Dr Mahathir’s suggestion to reject products from the EU was reminiscent of his “Buy British Last” campaign in 1981 as a retaliatory actions against a few Great Britain actions that angered KL, including a threefold increase of tuition fees for foreign students.

At that time, the government-sponsored about 13,000 students in the UK. 

The EU’s plan to ban palm oil biofuel moves closer to realisation after the European Commission (EC)recently acknowledged in a delegated act that palm oil cultivation results in excessive deforestation and its use in transport fuel should be phased out.

The proposed EU delegated act — slated to be tabled in April — supplements the EU Renewable Energy Directive II to restrict and ban palm oil biofuel by 2030.

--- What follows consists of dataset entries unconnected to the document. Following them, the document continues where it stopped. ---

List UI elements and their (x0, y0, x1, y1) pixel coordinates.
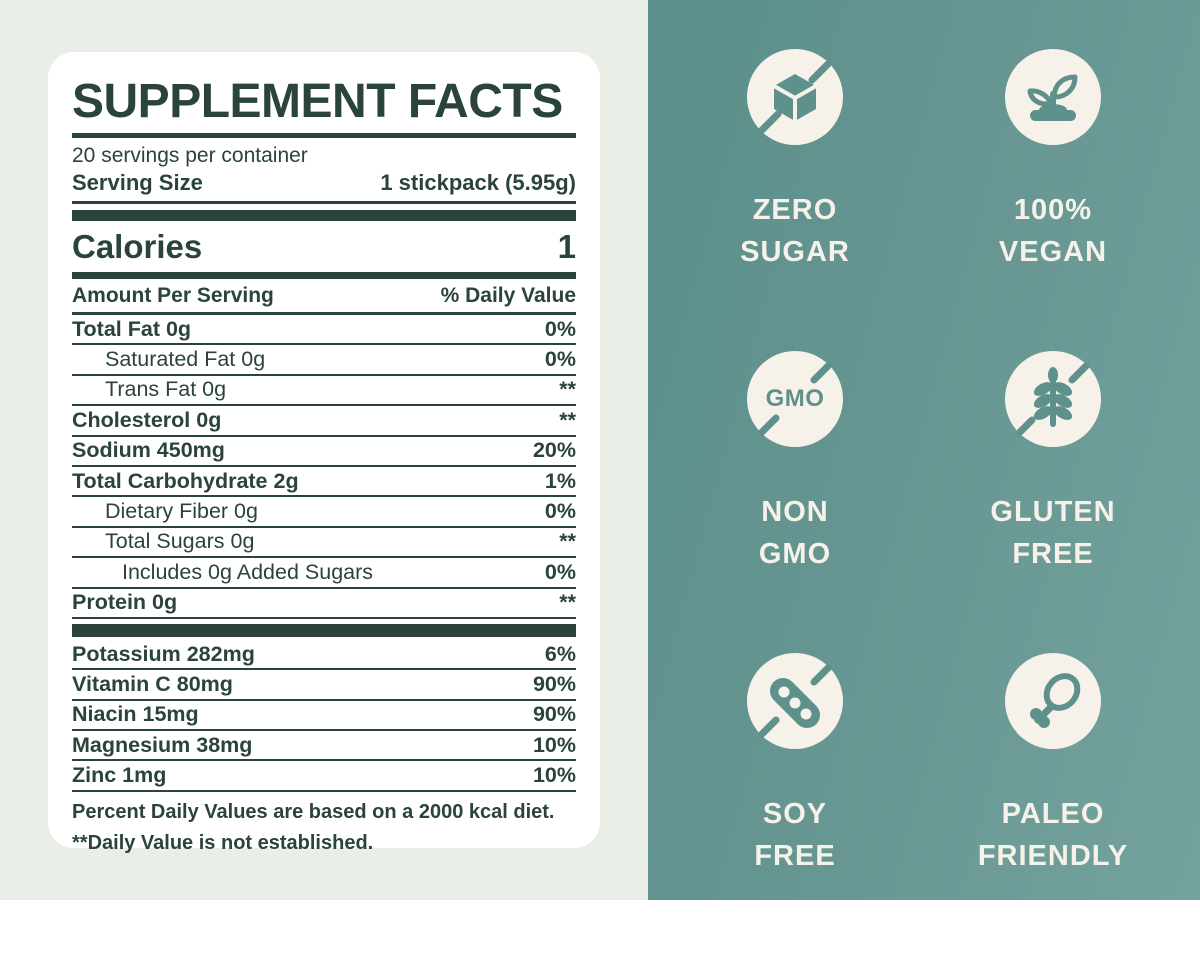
badge-label-line2: FRIENDLY (977, 840, 1129, 872)
nutrient-name: Protein 0g (72, 590, 178, 615)
calories-value: 1 (557, 228, 576, 265)
nutrient-value: ** (559, 529, 576, 554)
supplement-facts-card: SUPPLEMENT FACTS 20 servings per contain… (48, 52, 600, 854)
table-row: Total Sugars 0g ** (72, 528, 576, 559)
badge-label: PALEO FRIENDLY (978, 793, 1128, 877)
nutrient-value: ** (559, 407, 576, 432)
badge-label-line1: 100% (1013, 194, 1093, 226)
calories-label: Calories (72, 228, 203, 265)
nutrient-name: Trans Fat 0g (105, 377, 227, 402)
nutrient-value: 10% (532, 732, 576, 757)
no-sugar-icon (746, 49, 843, 145)
badge-label: ZERO SUGAR (740, 189, 850, 273)
nutrient-value: 90% (532, 671, 576, 696)
badge-label-line1: NON (761, 496, 829, 528)
table-row: Total Carbohydrate 2g 1% (72, 467, 576, 498)
table-column-header: Amount Per Serving % Daily Value (72, 279, 576, 315)
nutrient-value: 0% (544, 316, 576, 341)
nutrient-name: Total Sugars 0g (105, 529, 255, 554)
footnote: Percent Daily Values are based on a 2000… (72, 797, 576, 859)
facts-panel: SUPPLEMENT FACTS 20 servings per contain… (0, 0, 648, 900)
nutrient-value: 20% (532, 438, 576, 463)
table-row: Niacin 15mg 90% (72, 701, 576, 732)
nutrient-value: ** (559, 377, 576, 402)
badge-label-line2: FREE (1012, 538, 1094, 570)
badge-zero-sugar: ZERO SUGAR (740, 49, 850, 351)
amount-per-serving-header: Amount Per Serving (72, 284, 274, 307)
nutrient-value: 1% (544, 468, 576, 493)
title-divider (72, 133, 576, 138)
badge-label-line2: SUGAR (740, 236, 850, 268)
table-row: Vitamin C 80mg 90% (72, 670, 576, 701)
badge-label-line1: SOY (762, 798, 828, 830)
nutrient-name: Niacin 15mg (72, 702, 199, 727)
facts-title: SUPPLEMENT FACTS (72, 75, 563, 128)
vegan-sprout-icon (1004, 49, 1101, 145)
badge-label-line1: PALEO (1001, 798, 1105, 830)
table-row: Magnesium 38mg 10% (72, 731, 576, 762)
serving-size-value: 1 stickpack (5.95g) (380, 170, 576, 195)
table-row: Zinc 1mg 10% (72, 761, 576, 792)
badge-label: 100% VEGAN (999, 189, 1107, 273)
nutrient-value: ** (559, 590, 576, 615)
serving-size-row: Serving Size 1 stickpack (5.95g) (72, 170, 576, 204)
nutrient-name: Total Fat 0g (72, 316, 192, 341)
gluten-free-icon (1005, 351, 1101, 447)
nutrient-name: Zinc 1mg (72, 763, 167, 788)
table-row: Saturated Fat 0g 0% (72, 345, 576, 376)
nutrient-name: Sodium 450mg (72, 438, 225, 463)
badge-non-gmo: GMO NON GMO (747, 351, 843, 653)
table-row: Total Fat 0g 0% (72, 315, 576, 346)
badge-paleo-friendly: PALEO FRIENDLY (978, 653, 1128, 955)
table-row: Sodium 450mg 20% (72, 437, 576, 467)
badge-label: GLUTEN FREE (990, 491, 1115, 575)
badge-label: NON GMO (759, 491, 831, 575)
nutrient-name: Vitamin C 80mg (72, 671, 233, 696)
badge-label-line2: VEGAN (998, 236, 1108, 268)
nutrient-name: Cholesterol 0g (72, 407, 222, 432)
serving-size-label: Serving Size (72, 170, 203, 195)
thick-divider-bar (72, 623, 576, 637)
badge-label: SOY FREE (754, 793, 835, 877)
nutrient-name: Saturated Fat 0g (105, 347, 266, 372)
nutrient-name: Dietary Fiber 0g (105, 499, 258, 524)
paleo-drumstick-icon (1005, 653, 1101, 749)
nutrient-name: Includes 0g Added Sugars (122, 559, 374, 584)
nutrient-value: 90% (532, 702, 576, 727)
medium-divider-bar (72, 272, 576, 279)
badge-100-vegan: 100% VEGAN (999, 49, 1107, 351)
nutrient-name: Potassium 282mg (72, 641, 255, 666)
servings-per-container: 20 servings per container (72, 144, 308, 167)
table-row: Dietary Fiber 0g 0% (72, 497, 576, 528)
nutrient-value: 6% (544, 641, 576, 666)
nutrient-value: 0% (544, 347, 576, 372)
gmo-icon-text: GMO (765, 385, 825, 412)
table-row: Includes 0g Added Sugars 0% (72, 558, 576, 589)
badge-label-line2: GMO (758, 538, 832, 570)
footnote-line-1: Percent Daily Values are based on a 2000… (72, 800, 555, 823)
badges-panel: ZERO SUGAR 100% VEGAN (648, 0, 1200, 900)
daily-value-header: % Daily Value (440, 284, 576, 307)
supplement-label-poster: SUPPLEMENT FACTS 20 servings per contain… (0, 0, 1200, 900)
nutrient-name: Total Carbohydrate 2g (72, 468, 299, 493)
table-row: Trans Fat 0g ** (72, 376, 576, 407)
badge-label-line1: ZERO (752, 194, 838, 226)
nutrient-value: 10% (532, 763, 576, 788)
footnote-line-2: **Daily Value is not established. (72, 831, 374, 854)
table-row: Potassium 282mg 6% (72, 640, 576, 671)
calories-row: Calories 1 (72, 221, 576, 272)
badge-label-line2: FREE (754, 840, 836, 872)
nutrient-value: 0% (544, 499, 576, 524)
nutrient-name: Magnesium 38mg (72, 732, 253, 757)
nutrient-value: 0% (544, 559, 576, 584)
badge-soy-free: SOY FREE (747, 653, 843, 955)
table-row: Protein 0g ** (72, 589, 576, 619)
table-row: Cholesterol 0g ** (72, 406, 576, 437)
non-gmo-icon: GMO (747, 351, 843, 447)
thick-divider-bar (72, 210, 576, 221)
badge-gluten-free: GLUTEN FREE (990, 351, 1115, 653)
badges-grid: ZERO SUGAR 100% VEGAN (648, 0, 1200, 955)
badge-label-line1: GLUTEN (990, 496, 1116, 528)
soy-free-icon (747, 653, 843, 749)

Malaysia’s Foreign Affairs Ministry had described the recommendation as a “calculated political ac” aimed at removing its palm oil exports from the EU market.

Malaysia had threatened to take the ban on palm oil to the World Trade Organisation (WTO), if the proposed ban goes ahead.

“Such an aggressive trade barrier targeted at Malaysia’s national interests, and our 650,000 small farmers, cannot pass without a strong response,” Wisma Putra said in a statement over the weekend.

Indonesia, which is the world’s largest palm oil producer, has voiced its intention to bring the dispute over the classification to the WTO.

On Tuesday, Dr Mahathir said the government will not hesitate on retaliatory moves against the EU if it persisted with its unfair actions against palm oil.

Dr Mahathir wrote to French President Emmanuel Macron earlier in January stating that Malaysia would consider imposing similar sanctions against French exports, if Paris did not withdraw plans to ban palm oil biofuel.

In his letter to Macron, Dr Mahathir threatened to suspend free-trade talks with the EU and impose similar sanctions against French exports, should France remain adamant to impose a ban on palm oil.

French lawmakers in December had voted to remove palm oil from the country’s biofuel scheme, beginning January 2020.

Malaysia and Indonesia, which account for 85% of the world’s production of palm oil, had been at odds with the EC since the suggestion that the edible vegetable oil is not a “green” fuel.

The EU is the world second-largest importer of palm oil, with imports about 6.5 million metric tonnes last year.

Malaysia had also labelled the EU’s action, a market of about 513 million people, as riddled with “politics of protectionism” and discrimination.

According to the International Trade and Industry Ministry, Malaysia’s trade with the EU was RM15.29 billion in January this year, including imports worth RM6.56 billion.

Among the goods imported by Malaysia from the EU countries are aircraft and spacecraft products, machinery, food products, clothing and footwear, skin care, optical, photo, technical, medical apparatus, vehicles, medical and pharmaceutical products, paper and paperboard, articles of pulp and dairy products.